Pour décrire ainsi une Philosophie morale pure, on se base évidemment sur l'idée commune du devoir et des lois morales. Le principe de l’obligation ne doit pas être ici cherché dans la nature de l'homme, ni dans les circonstances où il est placé en ce monde, mais a priori dans les seuls concepts de la raison pure. La volonté pure possible doit primer tout mobile ou objet de l'action.

Ces Fondements constituent la recherche du principe suprême de la moralité.

Première section

Passage de la connaissance rationnelle commune de la moralité à la connaissance philosophique.

Kant énonce le principe que « Il n'est rien qui puisse sans restriction être tenu pour bon, si ce n'est seulement une Volonté bonne. » Ce qui relève du tempérament, des qualités, de la chance ou des nécessités de l'action, peut devenir extrêmement mauvais ou funeste s'il n'est gouverné par la volonté bonne. Seule la volonté humaine peut être absolument bonne. Même si la Volonté bonne n'atteint pas son but, elle reste bonne en elle-même.

Si la finalité de la nature est la conservation de l'être, son bien-être, son bonheur, l'instinct sera un meilleur exécutant que la raison pour y parvenir. La raison ne rend pas heureux, parfois nuit au bonheur. Elle n'a de valeur que parce qu'elle produit une volonté bonne.

Ainsi on introduit le concept de DEVOIR. Une action conforme au devoir peut l'être fortuitement, ou par inclination immédiate, par intention intéressée, par conformité, ou de façon naturelle. Un commerçant est honnête non par devoir mais parce que c'est son intérêt. Conserver sa vie est un devoir, mais n'a aucun prix moral puisque c'est l'instinct qui y pousse d'abord. Assurer son bonheur est un devoir, mais surtout une inclination. Le devoir est mis en œuvre dans les passages de l’Écriture où il est ordonné d'aimer son prochain, même son ennemi : ce n'est pas l'amour inclination mais un amour pratique et non pathologique qui réside dans la volonté.

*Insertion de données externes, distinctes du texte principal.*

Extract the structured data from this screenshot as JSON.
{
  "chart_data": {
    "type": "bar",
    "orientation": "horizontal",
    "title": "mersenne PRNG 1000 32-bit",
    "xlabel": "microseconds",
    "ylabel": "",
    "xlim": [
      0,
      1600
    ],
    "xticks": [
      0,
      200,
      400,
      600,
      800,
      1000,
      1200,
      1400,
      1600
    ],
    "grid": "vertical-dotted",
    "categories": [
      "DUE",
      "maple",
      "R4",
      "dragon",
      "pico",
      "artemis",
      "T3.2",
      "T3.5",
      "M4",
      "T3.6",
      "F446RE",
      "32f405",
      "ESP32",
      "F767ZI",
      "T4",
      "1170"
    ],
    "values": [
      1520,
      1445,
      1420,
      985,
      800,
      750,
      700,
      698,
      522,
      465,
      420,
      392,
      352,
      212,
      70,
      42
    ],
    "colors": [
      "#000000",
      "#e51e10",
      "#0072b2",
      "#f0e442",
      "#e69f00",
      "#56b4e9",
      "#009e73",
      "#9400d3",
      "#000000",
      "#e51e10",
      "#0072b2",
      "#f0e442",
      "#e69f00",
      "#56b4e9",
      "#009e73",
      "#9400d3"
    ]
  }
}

Ainsi est bonne une action qui est accomplie par devoir.

La valeur de l'action ne peut résider que dans le principe de la volonté.

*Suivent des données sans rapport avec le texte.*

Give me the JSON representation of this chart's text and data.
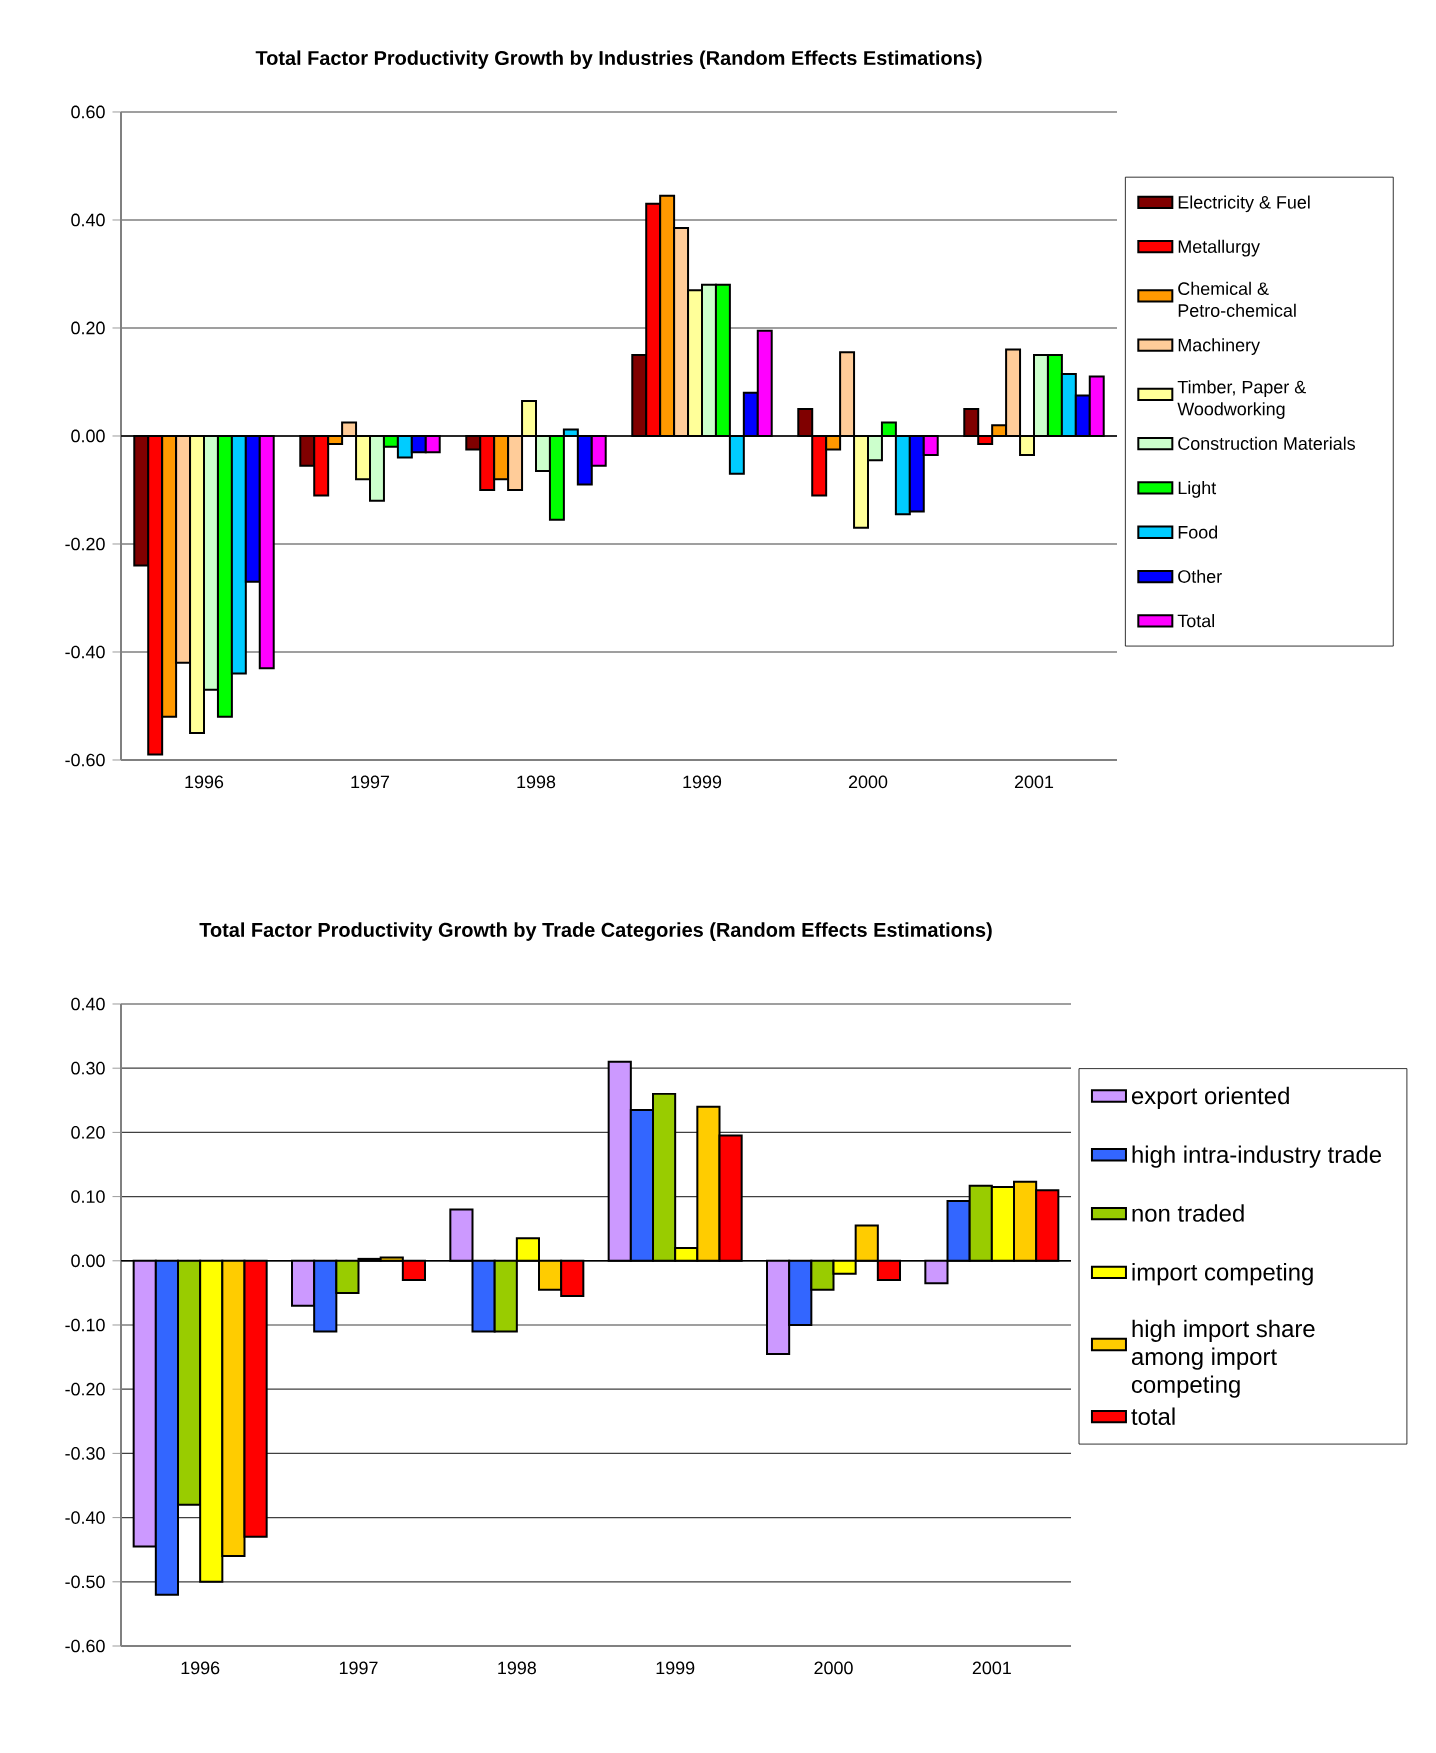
{
  "chart_data": [
    {
      "type": "bar",
      "title": "Total Factor Productivity Growth by Industries (Random Effects Estimations)",
      "categories": [
        "1996",
        "1997",
        "1998",
        "1999",
        "2000",
        "2001"
      ],
      "ylim": [
        -0.6,
        0.6
      ],
      "yticks": [
        {
          "value": -0.6,
          "label": "-0.60"
        },
        {
          "value": -0.4,
          "label": "-0.40"
        },
        {
          "value": -0.2,
          "label": "-0.20"
        },
        {
          "value": 0,
          "label": "0.00"
        },
        {
          "value": 0.2,
          "label": "0.20"
        },
        {
          "value": 0.4,
          "label": "0.40"
        },
        {
          "value": 0.6,
          "label": "0.60"
        }
      ],
      "grid": "y",
      "legend": "right",
      "series": [
        {
          "name": "Electricity & Fuel",
          "color": "#800000",
          "values": [
            -0.24,
            -0.055,
            -0.025,
            0.15,
            0.05,
            0.05
          ]
        },
        {
          "name": "Metallurgy",
          "color": "#ff0000",
          "values": [
            -0.59,
            -0.11,
            -0.1,
            0.43,
            -0.11,
            -0.015
          ]
        },
        {
          "name": "Chemical & Petro-chemical",
          "color": "#ff9900",
          "values": [
            -0.52,
            -0.015,
            -0.08,
            0.445,
            -0.025,
            0.02
          ]
        },
        {
          "name": "Machinery",
          "color": "#ffcc99",
          "values": [
            -0.42,
            0.025,
            -0.1,
            0.385,
            0.155,
            0.16
          ]
        },
        {
          "name": "Timber, Paper & Woodworking",
          "color": "#ffff99",
          "values": [
            -0.55,
            -0.08,
            0.065,
            0.27,
            -0.17,
            -0.035
          ]
        },
        {
          "name": "Construction Materials",
          "color": "#ccffcc",
          "values": [
            -0.47,
            -0.12,
            -0.065,
            0.28,
            -0.045,
            0.15
          ]
        },
        {
          "name": "Light",
          "color": "#00ff00",
          "values": [
            -0.52,
            -0.02,
            -0.155,
            0.28,
            0.025,
            0.15
          ]
        },
        {
          "name": "Food",
          "color": "#00ccff",
          "values": [
            -0.44,
            -0.04,
            0.012,
            -0.07,
            -0.145,
            0.115
          ]
        },
        {
          "name": "Other",
          "color": "#0000ff",
          "values": [
            -0.27,
            -0.03,
            -0.09,
            0.08,
            -0.14,
            0.075
          ]
        },
        {
          "name": "Total",
          "color": "#ff00ff",
          "values": [
            -0.43,
            -0.03,
            -0.055,
            0.195,
            -0.035,
            0.11
          ]
        }
      ]
    },
    {
      "type": "bar",
      "title": "Total Factor Productivity Growth by Trade Categories (Random Effects Estimations)",
      "categories": [
        "1996",
        "1997",
        "1998",
        "1999",
        "2000",
        "2001"
      ],
      "ylim": [
        -0.6,
        0.4
      ],
      "yticks": [
        {
          "value": -0.6,
          "label": "-0.60"
        },
        {
          "value": -0.5,
          "label": "-0.50"
        },
        {
          "value": -0.4,
          "label": "-0.40"
        },
        {
          "value": -0.3,
          "label": "-0.30"
        },
        {
          "value": -0.2,
          "label": "-0.20"
        },
        {
          "value": -0.1,
          "label": "-0.10"
        },
        {
          "value": 0,
          "label": "0.00"
        },
        {
          "value": 0.1,
          "label": "0.10"
        },
        {
          "value": 0.2,
          "label": "0.20"
        },
        {
          "value": 0.3,
          "label": "0.30"
        },
        {
          "value": 0.4,
          "label": "0.40"
        }
      ],
      "grid": "y",
      "legend": "right",
      "series": [
        {
          "name": "export oriented",
          "color": "#cc99ff",
          "values": [
            -0.445,
            -0.07,
            0.08,
            0.31,
            -0.145,
            -0.035
          ]
        },
        {
          "name": "high intra-industry trade",
          "color": "#3366ff",
          "values": [
            -0.52,
            -0.11,
            -0.11,
            0.235,
            -0.1,
            0.093
          ]
        },
        {
          "name": "non traded",
          "color": "#99cc00",
          "values": [
            -0.38,
            -0.05,
            -0.11,
            0.26,
            -0.045,
            0.117
          ]
        },
        {
          "name": "import competing",
          "color": "#ffff00",
          "values": [
            -0.5,
            0.003,
            0.035,
            0.02,
            -0.02,
            0.115
          ]
        },
        {
          "name": "high import share among import competing",
          "color": "#ffcc00",
          "values": [
            -0.46,
            0.005,
            -0.045,
            0.24,
            0.055,
            0.123
          ]
        },
        {
          "name": "total",
          "color": "#ff0000",
          "values": [
            -0.43,
            -0.03,
            -0.055,
            0.195,
            -0.03,
            0.11
          ]
        }
      ]
    }
  ]
}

Le devoir est la nécessité d’accomplir une action par respect pour la loi.

Et cette loi, on peut l'énoncer ainsi : « Agis de telle sorte que tu puisses aussi vouloir que la maxime de ton action devienne une loi universelle. »

Ainsi, si on pense se sortir d'une contrainte par une promesse qu'on ne saura pas tenir, ou par un mensonge, il est simple de constater que la maxime de cette action ne peut en aucun cas être universelle : des promesses toujours déçues n'auraient plus de valeur.

Avec cette maxime il n'est besoin de nulle science ou philosophie pour juger de ce qui est bon.

Deuxième section

Passage de la philosophie morale populaire à la Métaphysique des mœurs.

Comment reconnaître en une action qu'elle ne soit mue que par le seul devoir? Mobiles secrets, excès de présomption, "cher moi", absolue nécessité, sont des moteurs puissants des actions humaines et font qu'on doute que quelque véritable vertu se rencontre réellement dans le monde parmi les êtres raisonnables. Même le saint de l’Évangile doit d’abord être comparé à notre idéal de la perfection morale avant d’être reconnu comme tel.

Là où tant de philosophes ont tenté de rattacher les aspects de la moralité à tous les aspects de la connaissance humaine (anthropologie, théologie, physique, hyperphysique ou science occulte), Kant la voit a priori, sans rien d'empirique, pure et sans mélange.

Toute chose dans la nature agit d’après des lois. Seul un être raisonnable a le pouvoir d’agir d’après la représentation des lois, c’est-à-dire d’après des principes; autrement dit il a une volonté. La volonté n'est rien d'autre que la raison pratique. Elle se soumet à des contraintes et des impératifs. Tous les impératifs ordonnent soit hypothétiquement (nécessité pratique d'une action possible, en vue d'une fin autre : possible, dans ce cas, il est un principe pratique problématique; ou effective, dans ce cas, il est un principe pratique assertorique), soit catégoriquement (objectivement nécessaire en soi : principe pratique apodictique). L'éducation a le but d'ouvrir à l'enfant tout avenir, c'est un impératif hypothétique problématique. Le bonheur est une fin pour chacun, c'est un impératif hypothétique assertorique. Enfin un impératif commande immédiatement une certaine conduite, et concerne la forme et le principe de l'action. Cet impératif est catégorique. Cet impératif peut être appelé l’impératif de la moralité.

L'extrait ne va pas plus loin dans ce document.